The Ensemble seeks to connect and inform all people who are committed to ensemble music education for youth empowerment and social change.

Like Your Life Depends on It

04-30-2019

It’s a fact: how much a student cares about a piece she is learning makes a gigantic difference to her learning experience.  It makes a gigantic difference to how she feels about her ensemble and what they are trying to do together; it makes the crucial difference to the way she feels about herself as a musician.  In the first hour I observed El Sistema in Venezuela, the thought shot through my head: “These kids are playing like their lives depend on this music.  Because they do.”  Sistema programs outside Latin America don’t have the same cultural context or program history that readily delivers such a fierce level of commitment, but they must aspire toward such commitment even if it is challenging—the musicians’ passion is the beating heart of Sistema.  It takes that kind of motivation to achieve the social goals of El Sistema.

The crucial question becomes: “How do programs with less conducive cultural contexts nurture that kind of passion in their young players?”  Of the many things Sistema programs focus on, this question has been far too secondary among their priorities.  Frankly, many students are bored by the music they are playing; I see it everywhere I go outside Latin America.  And most are compliant about their music—willing to do what is asked of them, and, we hope, often enjoying it.  But compliance is the opposite of intrinsic motivation; so is boredom.  When music becomes required material students must learn, Sistema becomes school.  The only way we can achieve our social goals is if we can tap the innate passion in our young musicians and help it find its flow through musical self-expression.  This mindset will not work:  “Our programs play music, and then we must also nurture ways to activate student voice, to help their social development.”  The music must BE the student voice.

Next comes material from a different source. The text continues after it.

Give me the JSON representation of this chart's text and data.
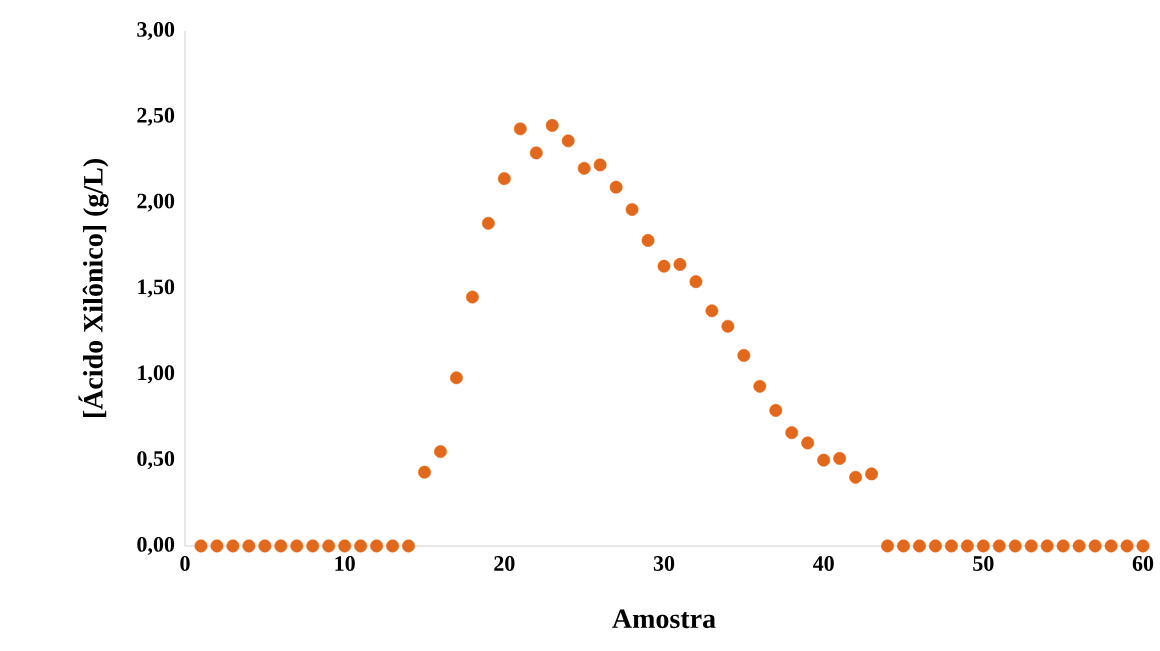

Let me offer two suggestions for processes that help us select music that matters for students.  First, make exploratory discussion of repertoire an ongoing practice with students.  Don’t make assumptions about their aesthetic passions and tastes; listen to them, and investigate together.  Don’t assume they will have immediately valuable ideas; don’t expect instant guidance from them—these are complex questions with multiple aspects and real stakes, and they haven’t been invited to think about these questions before.  Design a process, not a single conversation, for considering repertoire.  Bring families into the discussions, too; the music has to matter to the community.  Help these partners, young and older, discover what they find aesthetically rich, extending beyond (but not excluding) what they consume in the commercial musical diet.  As I have often said, “Sistema is not a program or a pedagogy, it is an inquiry.”

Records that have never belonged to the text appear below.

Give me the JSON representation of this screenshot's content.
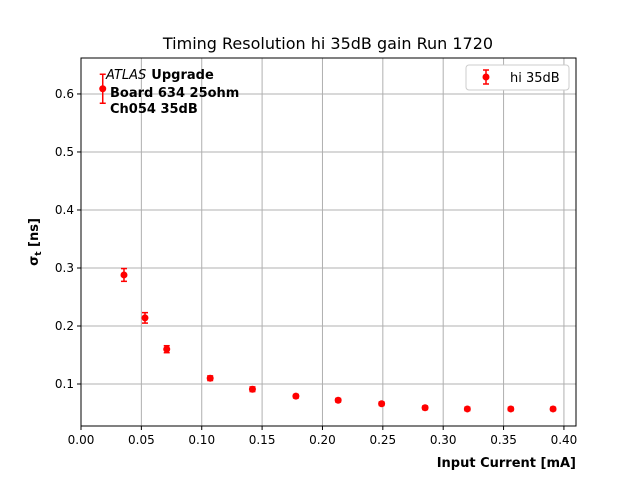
{
  "chart_data": {
    "type": "scatter",
    "title": "Timing Resolution hi 35dB gain Run 1720",
    "xlabel": "Input Current [mA]",
    "ylabel": "σ_t [ns]",
    "ylabel_main": "σ",
    "ylabel_sub": "t",
    "ylabel_unit": " [ns]",
    "xlim": [
      0,
      0.41
    ],
    "ylim": [
      0.0276,
      0.662
    ],
    "xticks": [
      "0.00",
      "0.05",
      "0.10",
      "0.15",
      "0.20",
      "0.25",
      "0.30",
      "0.35",
      "0.40"
    ],
    "yticks": [
      "0.1",
      "0.2",
      "0.3",
      "0.4",
      "0.5",
      "0.6"
    ],
    "grid": true,
    "legend": {
      "position": "top-right",
      "entries": [
        "hi 35dB"
      ]
    },
    "annotation": {
      "italic": "ATLAS",
      "bold1": "Upgrade",
      "line2": "Board 634 25ohm",
      "line3": "Ch054 35dB"
    },
    "color": "#ff0000",
    "series": [
      {
        "name": "hi 35dB",
        "x": [
          0.018,
          0.0356,
          0.053,
          0.071,
          0.107,
          0.142,
          0.178,
          0.213,
          0.249,
          0.285,
          0.32,
          0.356,
          0.391
        ],
        "y": [
          0.609,
          0.288,
          0.214,
          0.16,
          0.11,
          0.091,
          0.079,
          0.072,
          0.066,
          0.059,
          0.057,
          0.057,
          0.057
        ],
        "yerr": [
          0.025,
          0.011,
          0.009,
          0.006,
          0.004,
          0.004,
          0.003,
          0.003,
          0.003,
          0.003,
          0.003,
          0.003,
          0.003
        ]
      }
    ]
  }
}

Second, invest in “teaching artist” activities with the repertoire you choose.  Teaching artists with a background in aesthetic education know how to explore pieces of music with participants young and older in ways that help them discover meaningful personal connections to the music.  Take some time to investigate key pieces of repertoire in these ways, so that your young artists pour themselves into the piece and find their beautiful, powerful voices in their playing.  Finding personal ownership of a piece of music doesn’t happen by magic—clearly it doesn’t; I see bored young players everywhere I go.  But it can happen if we prioritize it, and inquire into authentic connections.  And we have to do this, if we are going to achieve our highest goals.